5.6. Operational Logging#
QuasarDB’s daemon emits rich operational logs to `qdbd.log` (plain text) or `qdbd.json` (structured JSON). These logs are your primary window into runtime behavior—far beyond simple metrics—and are critical for:
Continuous monitoring: ingest logs with agents (e.g. Filebeat, Promtail) into your observability stack (Loki, Elasticsearch, Splunk, etc.).
Automated alerting: define log-based alerts on error patterns, warning frequency, or specific message substrings.
Post-incident forensics: correlate timestamped log events with metric spikes in Grafana or your APM to isolate root causes.
Configuration validation: confirm at startup that your cluster settings (sessions, cache thresholds, pipeline counts) match intended values.
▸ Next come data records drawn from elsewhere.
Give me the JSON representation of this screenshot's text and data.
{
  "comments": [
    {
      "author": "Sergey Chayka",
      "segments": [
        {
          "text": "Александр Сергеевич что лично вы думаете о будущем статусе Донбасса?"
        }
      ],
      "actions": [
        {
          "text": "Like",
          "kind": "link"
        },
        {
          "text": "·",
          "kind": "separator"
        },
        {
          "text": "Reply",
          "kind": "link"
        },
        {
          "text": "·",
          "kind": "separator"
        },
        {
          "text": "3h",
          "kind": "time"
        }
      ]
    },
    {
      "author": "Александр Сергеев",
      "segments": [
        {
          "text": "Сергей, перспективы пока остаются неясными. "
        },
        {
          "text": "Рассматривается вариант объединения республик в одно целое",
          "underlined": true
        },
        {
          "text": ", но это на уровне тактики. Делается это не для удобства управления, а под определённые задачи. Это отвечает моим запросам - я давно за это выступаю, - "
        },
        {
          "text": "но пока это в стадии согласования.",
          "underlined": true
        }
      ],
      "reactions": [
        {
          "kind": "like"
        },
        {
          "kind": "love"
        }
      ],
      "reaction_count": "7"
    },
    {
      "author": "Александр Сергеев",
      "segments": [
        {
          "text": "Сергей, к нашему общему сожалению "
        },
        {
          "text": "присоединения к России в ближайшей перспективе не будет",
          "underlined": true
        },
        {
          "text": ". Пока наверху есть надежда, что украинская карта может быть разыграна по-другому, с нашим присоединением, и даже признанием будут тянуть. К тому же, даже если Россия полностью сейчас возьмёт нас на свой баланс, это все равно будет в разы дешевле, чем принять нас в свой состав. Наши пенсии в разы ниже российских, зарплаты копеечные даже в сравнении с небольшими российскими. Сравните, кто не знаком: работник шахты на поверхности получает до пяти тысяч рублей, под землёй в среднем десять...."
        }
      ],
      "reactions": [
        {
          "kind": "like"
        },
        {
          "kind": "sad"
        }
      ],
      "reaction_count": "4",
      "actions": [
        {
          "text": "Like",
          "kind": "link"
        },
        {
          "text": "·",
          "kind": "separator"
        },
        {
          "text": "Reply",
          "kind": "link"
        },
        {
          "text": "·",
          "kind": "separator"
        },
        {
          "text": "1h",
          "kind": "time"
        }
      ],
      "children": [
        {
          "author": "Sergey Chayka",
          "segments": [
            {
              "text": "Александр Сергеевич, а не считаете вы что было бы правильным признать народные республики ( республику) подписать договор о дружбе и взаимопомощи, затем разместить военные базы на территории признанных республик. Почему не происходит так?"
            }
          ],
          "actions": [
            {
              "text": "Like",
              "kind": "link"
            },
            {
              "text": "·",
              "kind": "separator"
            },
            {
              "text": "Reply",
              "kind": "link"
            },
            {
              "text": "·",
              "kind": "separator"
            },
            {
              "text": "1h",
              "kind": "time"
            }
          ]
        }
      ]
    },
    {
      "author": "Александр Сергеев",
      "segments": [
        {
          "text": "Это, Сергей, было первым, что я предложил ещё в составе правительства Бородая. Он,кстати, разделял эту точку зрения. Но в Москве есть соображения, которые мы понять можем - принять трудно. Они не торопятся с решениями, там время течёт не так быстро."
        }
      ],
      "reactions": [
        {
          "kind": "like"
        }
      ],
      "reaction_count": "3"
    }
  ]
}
Security auditing: detect missing authentication or unexpected access errors immediately.
5.6.1. Why Logging Matters#
Surface non-metric events Not every issue shows up as a gauge or counter. Failed external calls, authentication errors, schema validation failures, and internal health warnings live only in log lines.
Contextual drill-down Metrics tell when something happened. Logs tell why—including stack traces, error codes, and request IDs.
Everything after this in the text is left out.